Report No. : GEO Report No. 47
Report Title : Stability of Submarine Slopes (1995), 51 p.
Author : N.C. Evans
This report presents a comprehensive review of overseas literature on the stability of submarine slopes and the application of analytical techniques to typical submarine slopes in Hong Kong waters. The report also looks at the sea bed in Hong Kong in a regional context, describing the water circulation patterns and depositional environments in the area, and examining the probable impacts of these reginal factors on submarine slope stability. Two main types of slope have been considered, namely, natural seabed slopes and dredged slopes (cut slopes).

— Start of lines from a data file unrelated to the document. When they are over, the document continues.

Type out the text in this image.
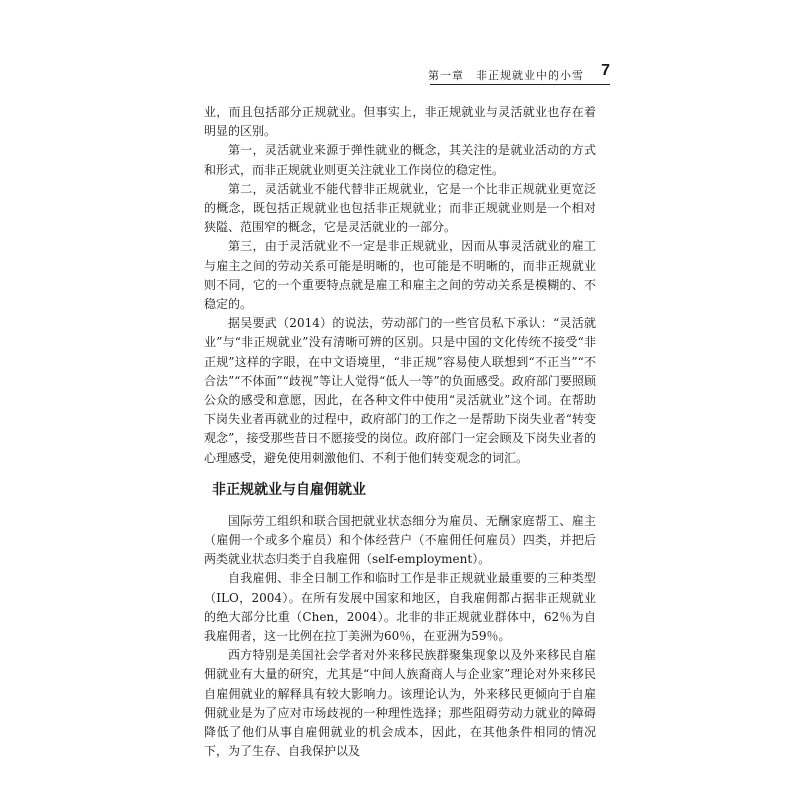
第一章　非正规就业中的小雪 7

业，而且包括部分正规就业。但事实上，非正规就业与灵活就业也存在着明显的区别。

第一，灵活就业来源于弹性就业的概念，其关注的是就业活动的方式和形式，而非正规就业则更关注就业工作岗位的稳定性。

第二，灵活就业不能代替非正规就业，它是一个比非正规就业更宽泛的概念，既包括正规就业也包括非正规就业；而非正规就业则是一个相对狭隘、范围窄的概念，它是灵活就业的一部分。

第三，由于灵活就业不一定是非正规就业，因而从事灵活就业的雇工与雇主之间的劳动关系可能是明晰的，也可能是不明晰的，而非正规就业则不同，它的一个重要特点就是雇工和雇主之间的劳动关系是模糊的、不稳定的。

据吴要武（2014）的说法，劳动部门的一些官员私下承认：“灵活就业”与“非正规就业”没有清晰可辨的区别。只是中国的文化传统不接受“非正规”这样的字眼，在中文语境里，“非正规”容易使人联想到“不正当”“不合法”“不体面”“歧视”等让人觉得“低人一等”的负面感受。政府部门要照顾公众的感受和意愿，因此，在各种文件中使用“灵活就业”这个词。在帮助下岗失业者再就业的过程中，政府部门的工作之一是帮助下岗失业者“转变观念”，接受那些昔日不愿接受的岗位。政府部门一定会顾及下岗失业者的心理感受，避免使用刺激他们、不利于他们转变观念的词汇。

非正规就业与自雇佣就业

国际劳工组织和联合国把就业状态细分为雇员、无酬家庭帮工、雇主（雇佣一个或多个雇员）和个体经营户（不雇佣任何雇员）四类，并把后两类就业状态归类于自我雇佣（self-employment）。

自我雇佣、非全日制工作和临时工作是非正规就业最重要的三种类型（ILO，2004）。在所有发展中国家和地区，自我雇佣都占据非正规就业的绝大部分比重（Chen，2004）。北非的非正规就业群体中，62％为自我雇佣者，这一比例在拉丁美洲为60％，在亚洲为59％。

西方特别是美国社会学者对外来移民族群聚集现象以及外来移民自雇佣就业有大量的研究，尤其是“中间人族裔商人与企业家”理论对外来移民自雇佣就业的解释具有较大影响力。该理论认为，外来移民更倾向于自雇佣就业是为了应对市场歧视的一种理性选择；那些阻碍劳动力就业的障碍降低了他们从事自雇佣就业的机会成本，因此，在其他条件相同的情况下，为了生存、自我保护以及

The existing natural seabed topography of Hong Kong may be regarded as generally stable and as being in a state of dynamic equilibrium with the generally mild erosional/depositional environment. Civil engineering works which change the natural topography and/or hydrodynamic regime can be expected to have a greater effect on submarine slope stability than natural events. Extreme natural events may, however, exacerbate any inherent instability caused by engineering works.
Study of natural slopes off North Lantau confirms tha the existing seabed is in equilibrium. Seabed topography in shallow water in this area has been shown to be related to long term (1,000 year) wave height and water level conditions.
Comparison of observed and predicted maximum gradients in dredged borrow pits in Urmston Road, and in test cuts at Plover Cove, suggests that theoretical methods can be used to give reasonable predictions of short to medium term stable dredged slope angles. These angles will vary with soil properties and site characteristics, i.e. water depth and wave regime.